“Rubble” Surges To 2-Month Highs Against Dollar As Russia Works To Reduce FX Volatility
Having crashed to a record low of 121.5 per dollar shortly after the Ukraine war began – triggering memories of the battering it took during the 1998 Russian financial crisis – the Ruble was (for a brief period) the most potent symbol of the crushing blow that The West had struck against Russia’s economic fortunes.
Things were so bad that President Biden took to Twitter to mock the currency, saying that it had been reduced to “rubble”…
As a result of our unprecedented sanctions, the ruble was almost immediately reduced to rubble.
The Russian economy is on track to be cut in half.
It was ranked the 11th biggest economy in the world before this invasion — and soon, it will not even rank among the top 20.
— President Biden (@POTUS) March 26, 2022
Two weeks later, things look a little different as the Russian currency has soared higher against the USDollar – now at its strongest against the greenback in two months…
There are numerous reasons for the rebound, including capital controls, but the main drivers appear to be Putin’s “Rubles for Gas” ultimatums and the fact that, as Mike Shedlock noted, the much-lauded sanctions against Russia are in fact “half-assed” and have done little to reduce inbound cashflows for energy and ag products.
Bloomberg reports Putin May Collect $321 Billion Windfall If Oil and Gas Keep Flowing
For all the hardships visited on consumers at home and the financial chokehold put on the government from abroad, Bloomberg Economics expects Russia will earn nearly $321 billion from energy exports this year, an increase of more than a third from 2021. It’s also on track for a record current-account surplus that the Institute of International Finance says may reach as high as $240 billion.
“The single biggest driver of Russia’s current account surplus continues to look solid,” IIF economists led by Robin Brooks said in a report. “With current sanctions in place, substantial inflows of hard currency into Russia look set to continue.”

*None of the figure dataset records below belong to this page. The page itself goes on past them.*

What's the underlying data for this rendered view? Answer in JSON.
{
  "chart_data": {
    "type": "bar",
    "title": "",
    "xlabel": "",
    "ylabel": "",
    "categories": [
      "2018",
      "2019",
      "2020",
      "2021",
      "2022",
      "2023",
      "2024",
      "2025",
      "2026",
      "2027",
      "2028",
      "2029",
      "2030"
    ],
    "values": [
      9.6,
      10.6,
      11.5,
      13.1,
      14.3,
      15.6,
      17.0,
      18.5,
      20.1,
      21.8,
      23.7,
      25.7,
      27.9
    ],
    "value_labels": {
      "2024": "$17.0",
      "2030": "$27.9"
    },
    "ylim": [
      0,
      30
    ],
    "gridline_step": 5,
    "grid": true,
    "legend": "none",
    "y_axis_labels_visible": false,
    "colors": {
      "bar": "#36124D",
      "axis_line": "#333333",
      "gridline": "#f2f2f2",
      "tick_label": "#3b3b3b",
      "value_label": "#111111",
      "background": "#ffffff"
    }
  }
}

The calculus may change completely, however, in case of an embargo on energy sales. And even without it, Russia’s oil exports and output are already falling, with the International Energy Agency predicting it may lose nearly a quarter of its crude production this month.

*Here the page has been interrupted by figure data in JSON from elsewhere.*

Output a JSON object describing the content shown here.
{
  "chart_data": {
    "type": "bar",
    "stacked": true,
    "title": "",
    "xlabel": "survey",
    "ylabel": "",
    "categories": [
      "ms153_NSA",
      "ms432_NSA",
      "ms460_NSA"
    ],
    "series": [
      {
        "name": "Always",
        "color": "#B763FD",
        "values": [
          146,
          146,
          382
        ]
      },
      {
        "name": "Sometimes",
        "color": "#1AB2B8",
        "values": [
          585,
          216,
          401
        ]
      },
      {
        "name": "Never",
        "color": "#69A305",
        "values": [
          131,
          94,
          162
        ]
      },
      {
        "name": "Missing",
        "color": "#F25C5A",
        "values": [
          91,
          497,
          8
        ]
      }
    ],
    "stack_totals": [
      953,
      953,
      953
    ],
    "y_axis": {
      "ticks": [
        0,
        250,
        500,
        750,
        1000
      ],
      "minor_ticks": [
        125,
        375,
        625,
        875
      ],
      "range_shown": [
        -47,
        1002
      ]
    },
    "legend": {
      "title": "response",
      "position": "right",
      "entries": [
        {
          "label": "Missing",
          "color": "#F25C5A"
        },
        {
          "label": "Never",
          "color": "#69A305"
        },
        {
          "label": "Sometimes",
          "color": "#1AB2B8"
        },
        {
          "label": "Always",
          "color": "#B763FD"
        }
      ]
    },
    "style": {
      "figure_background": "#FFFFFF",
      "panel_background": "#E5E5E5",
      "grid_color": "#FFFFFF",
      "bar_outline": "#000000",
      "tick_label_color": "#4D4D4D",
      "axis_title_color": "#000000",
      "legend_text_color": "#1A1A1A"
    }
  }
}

Despite the fact that sanctions don’t work, the US and EU keep trying even in the face of the ‘science’ of macroeconomics…
“A current-account surplus should actually be another source of stability for the ruble,” said Brendan McKenna, a strategist at Wells Fargo Securities LLC.
“If energy prices remain high and major importers of Russian energy and commodities continue to purchase, the current account should stay in surplus.”
Of course, due to the embarrassing nature of this resurgence going against the sanction-crushed-‘rubble’ narrative from Washington, U.S. Treasury Secretary Janet Yellen quickly jumped into rubbish the market’s comeback here, claiming that the market for rubles has become so manipulated by actions of the Russian government and its central bank to limit capital outflows that “you should not infer anything” from the value of the ruble.
“As Russia’s economy and financial sector adapt to a new equilibrium of capital controls, managed prices, and economic autarky, it is not surprising that some of the domestic markets stabilize,” said Elina Ribakova and Benjamin Hilgenstock, economists at the Institute of International Finance.
“Sanctions have become a moving target and will require adjustments over time to remain effective.”
However, not everyone is buying the rebound as as positive sign:
“Don’t buy the peace rallies,” said Paul Domjan, a senior contributing analyst at Tellimer.
“Investors should be very cautious about market rallies following news about peace talks. There will be plenty of false dawns as the world valiantly seeks to end this war.”
However, all the time China, India (and much of Europe) is still buying Putin’s energy and ag products… no matter how loud the threats come from Washington, the Ruble will stave off the “rubble” narrative.
Additionally, Russian FinMin Anton Siluanov noted this morning that Russia will do everything to ensure its creditors receive debt payments, and is working on measures to reduce ruble volatility, make ruble exchange rate more predictable.